Lā means “to pull” while miàn means “noodles.” This makes sense because the term refers to a specific type of Chinese wheat flour noodles that are hand-pulled. Said to have originated among the Muslim Hui people in Lanzhou, a once highly frequented stop along the Silk Road, lamian became popular because of the rapid proliferation of Muslim-owned restaurants in China. 

Though lamian is typically served in a hot bowl of soup and topped with several options of meat, the classic preparations, even now, are to have the noodles paired with beef — a custom that fits perfectly with the halal practices of the dish’s Muslim Hui origins.


Photographer: Geri Yurkon, Pixabay

Ramen (ラーメン)

Country of Origin: Japan

Because of its popularity all over the globe, most people may be shocked to learn that ramen is not Japanese in origin. Derived from the Chinese, lamian, the first indication of ramen’s non-Japanese roots is in the way the word itself is written: ラーメン. The term is generally written using katakana, a Japanese alphabet specifically used for foreign words. 

Initially called chūka soba or shina soba, which can both be translated as “Chinese soba,” ramen’s beginnings have been widely explained using these three origin theories:

1. During the 1660s

The first origin theory sets the birth of ramen during the 17th century, when feudal lord Tokugawa Mitsukuni followed the cooking advice of a Chinese refugee and put together a bowl of udon soup, garlic, green onions, and ginger. The dish was then passed down, eventually evolving into the modern ramen of today.

2. During the late 19th century

Pointing towards an origin caused by the opening of Japan to the outside world, the second origin theory speculates that lamian was brought in by Chinese settlers in port cities such as Yokohama and Kobe. During that time, the Japanese called ramen, “Nankin soba,” after the then capital of China, Nanjing. 

The dish then was very different from contemporary ramen, in that the former had no toppings and was eaten as a post-meal serving as opposed to being the meal itself. However, one particularly plausible detail about this theory is how Yokohama pushcarts have inspired the Tokyo versions that ramen is popularly served in today.

3. In 1910

A fun alternative to the others, this theory attributes the creation of ramen to one person — a Japanese merchant who opened Rai Rai Ken, a historically well-known shop, in the Asakusa district of Tokyo. Ozaki Kenichi, the founder of the business, decided to add soy sauce, chāshū (roasted pork), naruto (fish cake), boiled spinach, and seaweed to the once plain shina soba.

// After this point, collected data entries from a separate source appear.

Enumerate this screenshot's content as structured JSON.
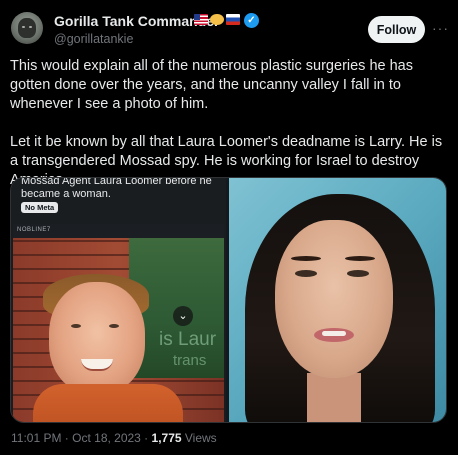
{
  "author": {
    "display_name": "Gorilla Tank Commander",
    "handle": "@gorillatankie",
    "flag_icons": [
      "us-flag-icon",
      "heart-hands-icon",
      "russia-flag-icon"
    ],
    "verified_icon": "verified-badge-icon",
    "verified_glyph": "✓"
  },
  "actions": {
    "follow_label": "Follow",
    "more_glyph": "···"
  },
  "tweet": {
    "paragraphs": [
      "This would explain all of the numerous plastic surgeries he has gotten done over the years, and the uncanny valley I fall in to whenever I see a photo of him.",
      "Let it be known by all that Laura Loomer's deadname is Larry. He is a transgendered Mossad spy. He is working for Israel to destroy America."
    ]
  },
  "media": {
    "caption": "Mossad Agent Laura Loomer before he became a woman.",
    "badge": "No Meta",
    "photo_corner_text": "NOBLINE7",
    "overlay_line_1": "is Laur",
    "overlay_line_2": "trans",
    "chevron_glyph": "⌄"
  },
  "meta": {
    "timestamp": "11:01 PM · Oct 18, 2023 · ",
    "views_count": "1,775",
    "views_label": " Views"
  },
  "colors": {
    "background": "#000000",
    "text": "#e7e9ea",
    "muted": "#71767b",
    "verified": "#1d9bf0",
    "follow_bg": "#eff3f4"
  }
}
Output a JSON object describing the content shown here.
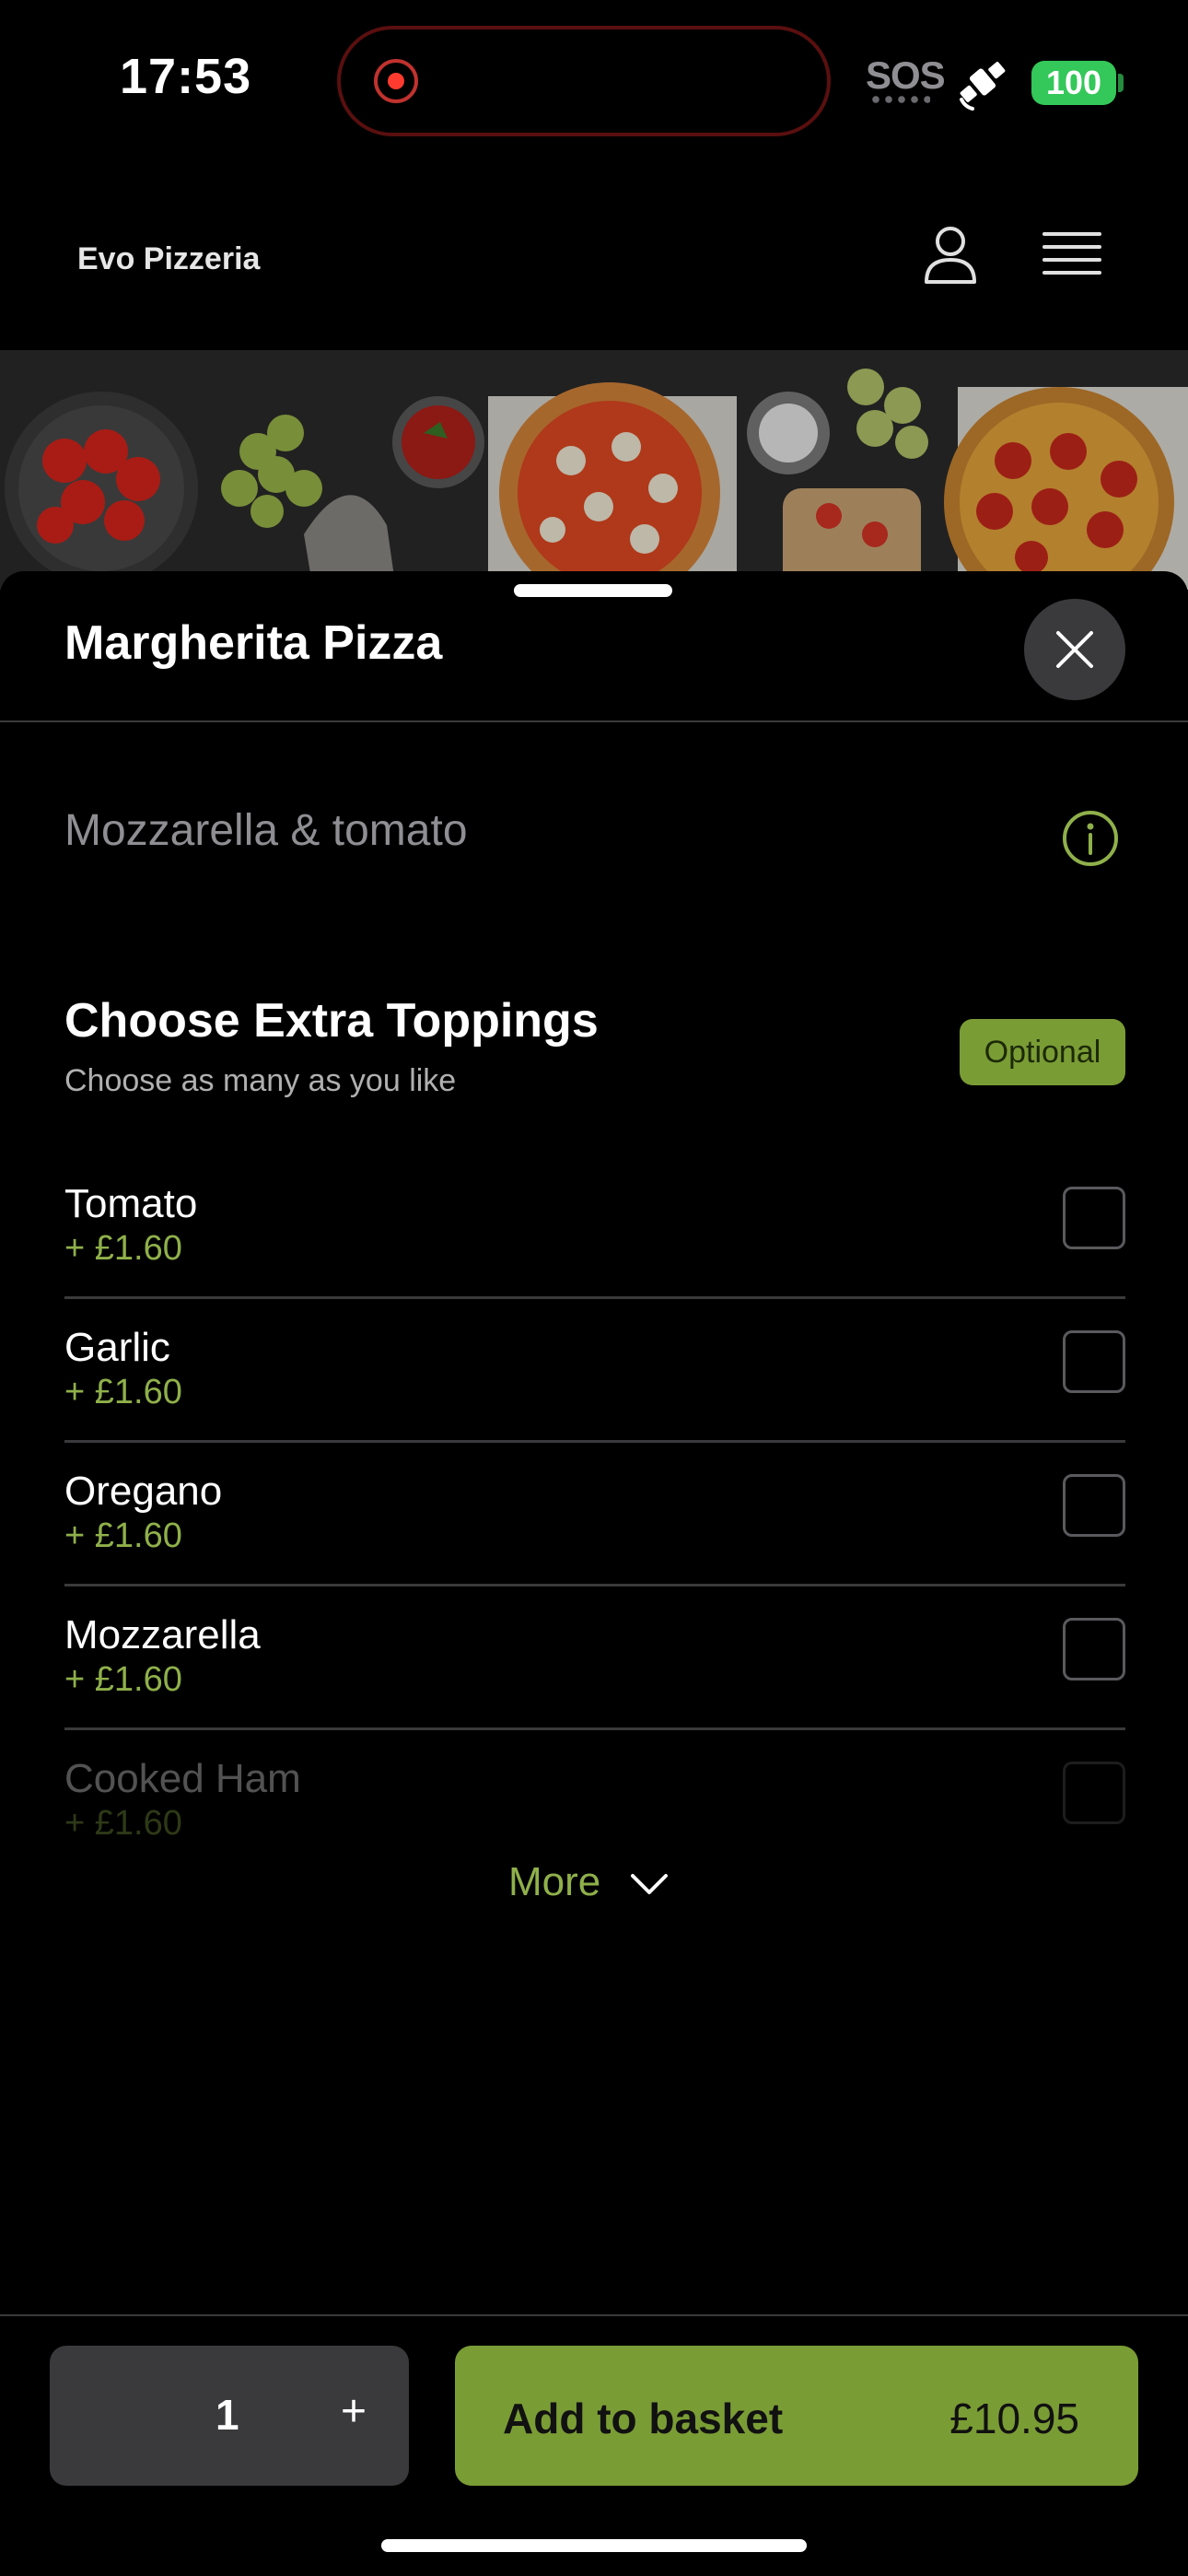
{
  "status_bar": {
    "time": "17:53",
    "sos": "SOS",
    "battery": "100"
  },
  "header": {
    "brand": "Evo Pizzeria",
    "icons": [
      "profile-icon",
      "hamburger-menu-icon"
    ]
  },
  "item": {
    "title": "Margherita Pizza",
    "description": "Mozzarella & tomato"
  },
  "toppings_section": {
    "title": "Choose Extra Toppings",
    "subtitle": "Choose as many as you like",
    "badge": "Optional",
    "items": [
      {
        "name": "Tomato",
        "price": "+ £1.60",
        "checked": false
      },
      {
        "name": "Garlic",
        "price": "+ £1.60",
        "checked": false
      },
      {
        "name": "Oregano",
        "price": "+ £1.60",
        "checked": false
      },
      {
        "name": "Mozzarella",
        "price": "+ £1.60",
        "checked": false
      },
      {
        "name": "Cooked Ham",
        "price": "+ £1.60",
        "checked": false
      }
    ],
    "more_label": "More"
  },
  "footer": {
    "quantity": "1",
    "plus": "+",
    "add_label": "Add to basket",
    "total": "£10.95"
  },
  "colors": {
    "accent": "#7a9c35",
    "accent_text": "#8fb04a",
    "background": "#000000",
    "surface": "#3a3a3c",
    "recording": "#ff3b30",
    "battery": "#34c759"
  }
}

This, of course, now resembles the modern ramen that everyone knows and loves today!


Photographer: Kim Jinhyun, Pixabay

Ramyeon (라면)

Country of Origin: South Korea

Momofuku Ando introduced instant ramen in 1958. The flash-fried version of ramen noodles became a staple among the Japanese masses, who were struggling from food shortages in the wake of the Second World War. 

While studying in Japan during the early 1960s, Jeon Jongyeun observed the popularity of Ando’s Nissin instant ramen. He was then reminded of the innovation upon witnessing the economic difficulties encountered by the Korean people. Adopting a similar style to the Japanese flash-fried noodles, Jeon introduced ramyeon to the Korean market under the brand Samyang. 

Now, after several evolutions, these uniquely spicy noodles are inarguably a valuable facet of Korean identity, best eaten alongside a side of kimchi as a hearty snack or stomach-filling meal! 

After centuries of history and intercultural exchanges, noodles have come a long way. Each delicious in its own right, the lamian-ramen-ramyeon trilogy is definitely not only important manifestations of cuisine, culture, and history but also globally recognized dishes for all to enjoy.